A Continent in Motion: What Conchita Wurst Tells Us About EU Identity
http://www.spiegel.de/international/europe/what-conchita-wurst-tells-us-about-eu-identity-a-970688.html
Europe has struggled for decades to forge a common identity -- and now the Continent's response to Putin, its battle against Google and the victory of drag queen Conchita Wurst at the Eurovision Song Contest all suggest that shared values are finally emerging.
A Continent in Motion: What Conchita Wurst Tells Us About EU Identity
An Essay By Georg Diez
May 23, 2014 03:38 PM
~snip~
The continent is certainly multicultural, if only out of necessity. It has no choice, and it was never anything but multicultural. From the Romans to the Germanic tribes, the Huguenots and the Poles, the continent has always been in motion, although it sometimes seemed to be suffering from vertigo, as historian Philipp Blom noted in his book about Europe before World War I. But his vertigo eventually led to the modern age, between psychoanalysis and Expressionism.
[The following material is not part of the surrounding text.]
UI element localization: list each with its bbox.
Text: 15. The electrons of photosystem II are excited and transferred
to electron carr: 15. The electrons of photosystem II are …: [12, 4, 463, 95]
Europe has always been a laboratory of the present.
What began then as the discovery of female desire now encounters the unholy troika of resentment: homophobia, anti-feminism and xenophobia.
So what is Europe in 2014? Is it closer to 1913 or 1938? Is it a continent that received its face in 1945 or 1989? And if the postwar era came to an end in the year in which the Berlin Wall was brought down, what began after that?
The Berlin Wall came down 25 years ago. Twenty-five years is an epoch. Were those the European years, and did we simply fail to notice? With America's decline, the attacks of 9/11, the war in Iraq, Guantanamo, Obama's drones and whistleblower Edward Snowden's revelations, the West, in the form of the United States, has lost some of its sparkle.